Popularly, Saudis are seen as extremely conservative and devoutly religious, sometimes to the point of fanaticism. To an extent, this is Truth in Television: until The New '10s, Saudi Arabia had probably the world's strictest morality law, especially in regards to gender. Women were not allowed to drive, go outside without wearing headscarves and modest clothing, and make important decisions in their lives without the approval of male relatives. Gender segregation was observed by the religious police, who used to patrol the streets 24 hours a week. This police force also forced businesses and stores to close whenever mosques broadcast the calls to prayer (basically an extreme version of the so-called "prayer break" observed in other Muslim-majority countries). Cinemas were forbidden; Saudis had to go to Gulf countries if they wanted to watch movies in the silver screen. These policies were rapidly chipped away since 2017 after Prince Mohammad ascended to power and began clamping down on clerical power.

Saudi Arabia has a long history of being an ally of the West, starting when The British Empire provided muscle to the Al-Saud in their struggles against their Turkish-backed Rashidi rivals and continuing well after America took over for Britain. They tend to spend time buying military equipment from them and allowing them to use the country as a launching platform for Operation Desert Storm against Iraq. However, this relationship has always been an uneasy one. The first significant interaction between the Saudi dynasty and the West was when the former sponsored pirates in the 18th/early 19th century that attacked British shipping, they didn't support America in the most recent invasion of Iraq, and they took domestic flak for supporting the first invasion. On top of this the country as a whole has a reputation as a terrorist cultivator, not the least of which because Osama bin Laden was a Saudi national. The Saudi state backs the Palestinians in the Arab–Israeli Conflict; for this reason, it does not recognize Israel.note  Reports of anti-Semitic propaganda being widely distributed by official channels and taught in schools have led to complaints on several occasions.

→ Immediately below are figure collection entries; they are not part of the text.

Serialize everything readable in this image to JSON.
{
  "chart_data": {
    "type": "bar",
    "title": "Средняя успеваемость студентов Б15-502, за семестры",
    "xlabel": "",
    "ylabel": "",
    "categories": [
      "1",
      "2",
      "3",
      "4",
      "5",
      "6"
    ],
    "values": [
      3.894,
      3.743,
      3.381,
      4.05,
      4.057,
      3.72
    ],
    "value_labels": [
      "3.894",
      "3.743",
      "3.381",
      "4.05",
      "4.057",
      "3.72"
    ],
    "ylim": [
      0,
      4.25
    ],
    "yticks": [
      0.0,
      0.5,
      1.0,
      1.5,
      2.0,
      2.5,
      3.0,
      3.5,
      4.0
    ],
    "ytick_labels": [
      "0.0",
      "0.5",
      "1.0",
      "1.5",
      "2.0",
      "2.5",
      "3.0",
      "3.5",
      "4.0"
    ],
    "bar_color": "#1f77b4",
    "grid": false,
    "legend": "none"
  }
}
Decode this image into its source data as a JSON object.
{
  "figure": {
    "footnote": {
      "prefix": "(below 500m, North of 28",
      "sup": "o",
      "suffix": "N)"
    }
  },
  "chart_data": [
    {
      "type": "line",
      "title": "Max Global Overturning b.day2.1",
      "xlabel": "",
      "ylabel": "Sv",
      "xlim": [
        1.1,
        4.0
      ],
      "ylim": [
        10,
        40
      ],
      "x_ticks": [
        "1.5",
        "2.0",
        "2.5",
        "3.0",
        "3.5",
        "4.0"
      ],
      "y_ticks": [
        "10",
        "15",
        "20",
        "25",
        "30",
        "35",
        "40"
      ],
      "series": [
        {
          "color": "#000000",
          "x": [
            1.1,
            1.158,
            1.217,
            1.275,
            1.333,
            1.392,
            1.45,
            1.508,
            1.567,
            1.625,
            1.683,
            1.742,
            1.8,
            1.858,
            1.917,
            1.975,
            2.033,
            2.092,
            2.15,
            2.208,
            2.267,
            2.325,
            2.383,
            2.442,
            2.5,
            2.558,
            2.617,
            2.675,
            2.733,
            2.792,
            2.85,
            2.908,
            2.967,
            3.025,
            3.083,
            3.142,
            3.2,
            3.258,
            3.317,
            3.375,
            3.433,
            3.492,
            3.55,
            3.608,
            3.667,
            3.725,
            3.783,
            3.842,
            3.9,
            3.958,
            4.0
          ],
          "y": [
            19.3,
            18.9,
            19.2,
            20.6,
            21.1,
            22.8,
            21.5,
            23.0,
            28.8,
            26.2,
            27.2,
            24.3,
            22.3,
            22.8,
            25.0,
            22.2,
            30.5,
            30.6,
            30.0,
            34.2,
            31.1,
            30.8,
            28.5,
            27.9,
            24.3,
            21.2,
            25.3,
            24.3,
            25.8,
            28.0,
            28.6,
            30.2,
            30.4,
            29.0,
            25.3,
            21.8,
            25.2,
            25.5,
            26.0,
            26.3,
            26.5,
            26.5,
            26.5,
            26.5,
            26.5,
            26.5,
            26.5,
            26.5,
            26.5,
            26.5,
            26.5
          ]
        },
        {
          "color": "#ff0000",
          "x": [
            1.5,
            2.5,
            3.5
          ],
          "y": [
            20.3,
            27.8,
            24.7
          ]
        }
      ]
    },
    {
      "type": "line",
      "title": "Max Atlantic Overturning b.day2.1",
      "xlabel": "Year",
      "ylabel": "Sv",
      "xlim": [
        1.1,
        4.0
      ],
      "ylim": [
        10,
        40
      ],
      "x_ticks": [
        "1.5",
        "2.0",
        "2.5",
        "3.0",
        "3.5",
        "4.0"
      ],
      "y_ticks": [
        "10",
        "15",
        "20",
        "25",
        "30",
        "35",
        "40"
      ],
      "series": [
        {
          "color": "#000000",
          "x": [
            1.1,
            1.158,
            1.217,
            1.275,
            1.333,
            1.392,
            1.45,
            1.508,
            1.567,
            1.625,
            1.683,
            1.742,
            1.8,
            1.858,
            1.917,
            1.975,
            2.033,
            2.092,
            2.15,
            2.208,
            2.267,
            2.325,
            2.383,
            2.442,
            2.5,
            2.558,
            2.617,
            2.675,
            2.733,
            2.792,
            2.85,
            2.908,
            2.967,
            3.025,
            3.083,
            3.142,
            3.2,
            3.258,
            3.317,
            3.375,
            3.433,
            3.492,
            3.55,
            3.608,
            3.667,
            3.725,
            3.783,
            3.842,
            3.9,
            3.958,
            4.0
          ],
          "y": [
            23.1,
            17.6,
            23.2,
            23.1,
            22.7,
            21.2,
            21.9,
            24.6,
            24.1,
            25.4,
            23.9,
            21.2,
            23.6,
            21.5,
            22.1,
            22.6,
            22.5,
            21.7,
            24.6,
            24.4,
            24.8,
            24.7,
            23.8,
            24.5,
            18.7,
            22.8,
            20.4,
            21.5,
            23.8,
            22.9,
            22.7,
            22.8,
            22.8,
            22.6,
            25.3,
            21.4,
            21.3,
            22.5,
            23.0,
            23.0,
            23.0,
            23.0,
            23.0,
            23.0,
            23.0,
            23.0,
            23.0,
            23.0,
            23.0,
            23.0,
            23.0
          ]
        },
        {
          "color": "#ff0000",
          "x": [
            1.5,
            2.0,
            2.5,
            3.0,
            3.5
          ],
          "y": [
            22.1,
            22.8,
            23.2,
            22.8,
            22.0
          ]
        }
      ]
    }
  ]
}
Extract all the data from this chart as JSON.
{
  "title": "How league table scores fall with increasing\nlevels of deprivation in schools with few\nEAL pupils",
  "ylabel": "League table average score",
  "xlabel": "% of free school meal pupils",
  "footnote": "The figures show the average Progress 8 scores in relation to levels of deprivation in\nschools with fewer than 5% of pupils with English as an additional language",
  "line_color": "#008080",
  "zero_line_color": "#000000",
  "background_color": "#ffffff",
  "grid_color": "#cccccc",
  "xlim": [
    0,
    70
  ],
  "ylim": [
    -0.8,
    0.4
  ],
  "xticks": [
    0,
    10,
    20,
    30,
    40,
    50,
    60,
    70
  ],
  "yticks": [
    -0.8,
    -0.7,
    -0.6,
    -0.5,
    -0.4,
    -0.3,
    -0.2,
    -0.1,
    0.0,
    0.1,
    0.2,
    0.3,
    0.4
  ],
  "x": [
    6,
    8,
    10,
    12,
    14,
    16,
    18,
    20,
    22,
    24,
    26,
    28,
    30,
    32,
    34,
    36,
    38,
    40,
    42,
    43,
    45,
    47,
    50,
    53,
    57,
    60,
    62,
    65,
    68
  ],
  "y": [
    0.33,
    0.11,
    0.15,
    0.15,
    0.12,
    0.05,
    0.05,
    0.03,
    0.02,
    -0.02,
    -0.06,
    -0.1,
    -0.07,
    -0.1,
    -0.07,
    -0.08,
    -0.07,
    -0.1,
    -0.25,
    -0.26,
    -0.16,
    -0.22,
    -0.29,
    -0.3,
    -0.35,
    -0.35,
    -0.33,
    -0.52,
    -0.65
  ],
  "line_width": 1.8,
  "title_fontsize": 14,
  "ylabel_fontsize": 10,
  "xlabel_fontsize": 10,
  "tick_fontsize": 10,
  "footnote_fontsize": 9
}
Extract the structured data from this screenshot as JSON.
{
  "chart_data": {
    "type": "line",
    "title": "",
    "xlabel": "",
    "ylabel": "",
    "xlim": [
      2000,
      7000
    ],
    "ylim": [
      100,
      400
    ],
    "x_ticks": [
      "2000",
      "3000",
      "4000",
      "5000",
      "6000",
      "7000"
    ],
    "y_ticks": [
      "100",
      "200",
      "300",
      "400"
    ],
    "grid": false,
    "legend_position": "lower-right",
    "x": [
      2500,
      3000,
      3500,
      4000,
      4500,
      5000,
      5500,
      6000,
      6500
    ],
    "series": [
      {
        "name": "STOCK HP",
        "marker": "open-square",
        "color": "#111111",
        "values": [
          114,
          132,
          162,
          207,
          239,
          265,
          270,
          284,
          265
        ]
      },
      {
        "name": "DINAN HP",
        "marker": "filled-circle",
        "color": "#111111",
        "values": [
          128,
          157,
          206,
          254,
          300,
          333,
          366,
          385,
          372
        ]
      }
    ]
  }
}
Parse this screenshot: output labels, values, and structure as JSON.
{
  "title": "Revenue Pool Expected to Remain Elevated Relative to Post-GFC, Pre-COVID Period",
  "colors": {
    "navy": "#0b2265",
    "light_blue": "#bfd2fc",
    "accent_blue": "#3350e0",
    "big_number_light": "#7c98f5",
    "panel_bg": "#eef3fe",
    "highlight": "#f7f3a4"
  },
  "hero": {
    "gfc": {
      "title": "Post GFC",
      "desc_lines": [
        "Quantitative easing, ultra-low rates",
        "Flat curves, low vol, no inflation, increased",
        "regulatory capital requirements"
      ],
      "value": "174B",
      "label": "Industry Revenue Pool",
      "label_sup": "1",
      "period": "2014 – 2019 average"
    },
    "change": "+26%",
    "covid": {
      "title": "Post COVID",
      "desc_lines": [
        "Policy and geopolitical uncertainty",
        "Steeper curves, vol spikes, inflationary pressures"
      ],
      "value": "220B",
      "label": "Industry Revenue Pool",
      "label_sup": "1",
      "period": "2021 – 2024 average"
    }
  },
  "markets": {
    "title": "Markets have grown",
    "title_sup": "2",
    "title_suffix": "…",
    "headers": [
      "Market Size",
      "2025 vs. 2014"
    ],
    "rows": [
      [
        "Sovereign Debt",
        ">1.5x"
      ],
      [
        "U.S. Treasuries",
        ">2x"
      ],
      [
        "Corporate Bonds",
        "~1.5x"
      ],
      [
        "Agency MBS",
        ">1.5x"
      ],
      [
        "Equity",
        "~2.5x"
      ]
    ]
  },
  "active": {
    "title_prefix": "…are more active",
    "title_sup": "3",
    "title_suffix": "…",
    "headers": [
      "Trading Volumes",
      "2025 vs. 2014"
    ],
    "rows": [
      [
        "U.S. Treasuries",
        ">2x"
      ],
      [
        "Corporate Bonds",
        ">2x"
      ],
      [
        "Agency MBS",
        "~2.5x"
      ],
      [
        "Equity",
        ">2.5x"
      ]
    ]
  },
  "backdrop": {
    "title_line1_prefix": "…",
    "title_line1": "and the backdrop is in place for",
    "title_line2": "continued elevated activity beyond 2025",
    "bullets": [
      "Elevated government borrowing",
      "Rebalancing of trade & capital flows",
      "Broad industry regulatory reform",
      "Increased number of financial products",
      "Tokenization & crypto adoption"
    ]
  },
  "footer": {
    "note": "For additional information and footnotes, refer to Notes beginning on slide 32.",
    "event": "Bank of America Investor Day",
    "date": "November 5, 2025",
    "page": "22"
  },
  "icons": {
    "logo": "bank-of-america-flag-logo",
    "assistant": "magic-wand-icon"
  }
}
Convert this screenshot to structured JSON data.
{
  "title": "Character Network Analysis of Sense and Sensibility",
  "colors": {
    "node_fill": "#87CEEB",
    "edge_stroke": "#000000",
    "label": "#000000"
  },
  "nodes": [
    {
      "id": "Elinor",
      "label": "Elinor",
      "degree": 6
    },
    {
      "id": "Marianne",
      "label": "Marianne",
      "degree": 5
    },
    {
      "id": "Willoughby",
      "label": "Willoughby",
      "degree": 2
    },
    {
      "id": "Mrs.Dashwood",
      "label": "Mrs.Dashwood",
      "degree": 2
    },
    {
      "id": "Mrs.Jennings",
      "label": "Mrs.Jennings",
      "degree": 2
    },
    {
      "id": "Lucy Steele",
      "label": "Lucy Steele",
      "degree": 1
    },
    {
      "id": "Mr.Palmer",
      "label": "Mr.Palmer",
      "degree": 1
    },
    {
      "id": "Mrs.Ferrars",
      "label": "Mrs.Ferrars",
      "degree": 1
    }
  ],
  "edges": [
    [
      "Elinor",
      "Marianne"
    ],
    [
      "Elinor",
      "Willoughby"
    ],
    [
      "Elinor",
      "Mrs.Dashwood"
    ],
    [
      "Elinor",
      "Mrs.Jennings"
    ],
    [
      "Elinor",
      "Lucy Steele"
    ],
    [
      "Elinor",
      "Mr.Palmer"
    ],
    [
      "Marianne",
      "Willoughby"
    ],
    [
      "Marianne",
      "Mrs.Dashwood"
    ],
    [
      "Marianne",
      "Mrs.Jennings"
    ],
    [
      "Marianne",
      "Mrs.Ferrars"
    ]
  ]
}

A note on the Saudi flag from The Other Wiki: do NOT change the orientation of the Arabic text in white. Seriously, don't. This of course means that if you plan on hanging it vertically, you need to buy another flag with the writing still going properly right to left, and a properly-made flag is actually folded over so that the writing is seen going the right way, no matter what angle you look at it. The caption translates what the writing is; it's something of a big deal for Muslims in general.

Saudi Arabia in fiction:

  • JAG: In "Head to Toe", A female naval aviator serving with the U.S. Air Force in Saudi Arabia is defending herself on not wearing an abaya, and arguments are made for abiding by the culture, subjugation of women and treatment of foreigners. When Mac is subjected to the same treatment she sides with the defendant.
  • Tom Clancy has some action going on here in various Ryanverse novels. They're generally 'good guys'.
  • The Kingdom a team of FBI agents have to work with the local law enforcement in Saudi Arabia to hunt down a terrorist group responsible for the bombing of civilians.
  • The character Pullum Purna from Street Fighter EX is an example of a Saudi character. Although, she's a walking cliché and sports an outfit that has absolutely nothing to do with Arab culture. In fact, any woman wandering around Riyadh in Pullum's revealing, harem-style outfit would be arrested on the spot.
    • However, Shaheen, debuting in Tekken 7, was designed with the help of the game's Middle-Eastern fanbase, and has a much more realistic look for a modern Arabic character.
  • Episode 2 of SEAL Team season 2 takes place in Saudi Arabia where Bravo Team must work with the Saudi military to stop a Shiite terrorist group from poisoning a water treatment plant with anthrax.
  • Wily's Fortress in Mega Man 8 is located here.

The Saudi Arabian flag
The field is colored green, the traditional color of Islam; at the center is the shahada, the Muslim creed of faith, which reads: "La 'ilaha 'illa-llah Muḥammadun rasulu-llah" ("There is no god but God, and Muhammad is His Messenger"); and below the shahada is a scimitar symbolizing the House of Saud, ruler of the country since its creation.